In the U.S., cancer is the number one healthcare cost for employers and unions. The vast majority of this burden comes from treating late-stage cancers.
Not every employee will experience late-stage cancer. Hopefully very few do. But to truly tackle cost, employers need to deploy a comprehensive, tiered strategy that narrows their efforts—screening everyone eligible, and then providing the most targeted resources for those at greatest risk for developing late-stage cancer.
Here’s what that might look like:
In this example, the entire company (100%) starts by receiving personalized risk assessments, educational resources, and support for well-known prevention methods (think: smoking cessation programming).
After that, those eligible for recommended screenings based on age and family history (say, 57% of workers) are led through easy-to-manage screenings for major cancers—breast, cervical, lung, prostate, and colorectal. This is a mix of at-home screenings and booking of in-person screenings—with much faster times to get in the door than traditionally happens. For higher-risk employees, it can also include genetic testing. The genetic tests—which are covered by insurance—can help ensure that high-risk individuals get screened for cancer earlier than they would have otherwise.
From there, all resources are focused on addressing abnormal results (in, say, 15% of workers). For this sliver of the workforce, the program provides on-demand consultations with physicians, clinical orders for follow-up testing, and Dedicated Care Advocates.

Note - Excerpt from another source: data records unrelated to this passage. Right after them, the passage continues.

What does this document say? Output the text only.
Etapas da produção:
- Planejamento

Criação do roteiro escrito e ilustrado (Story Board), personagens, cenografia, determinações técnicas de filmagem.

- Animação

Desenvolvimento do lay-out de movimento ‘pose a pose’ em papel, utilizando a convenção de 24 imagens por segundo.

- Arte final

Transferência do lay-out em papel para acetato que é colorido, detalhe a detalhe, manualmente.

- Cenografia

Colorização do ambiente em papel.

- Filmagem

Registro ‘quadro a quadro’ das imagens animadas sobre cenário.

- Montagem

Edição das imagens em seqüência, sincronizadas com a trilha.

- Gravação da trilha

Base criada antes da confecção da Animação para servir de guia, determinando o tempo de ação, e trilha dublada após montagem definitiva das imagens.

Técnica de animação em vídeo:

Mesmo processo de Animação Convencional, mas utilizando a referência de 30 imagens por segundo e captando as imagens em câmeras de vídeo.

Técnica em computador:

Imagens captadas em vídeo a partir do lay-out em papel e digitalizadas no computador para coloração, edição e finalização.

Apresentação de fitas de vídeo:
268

By homing in on the factions of a workforce that are at greatest risk for cancer, employers can get ahead of the looming financial burden of late-stage cancer. Many employers know this is already the state of affairs. In fact, about 44% of employers expect to see a rise in late-stage cancer in their ranks. It’s a trend that should not be met with a shoulder shrug. It’s one that should be nipped in the bud at all costs.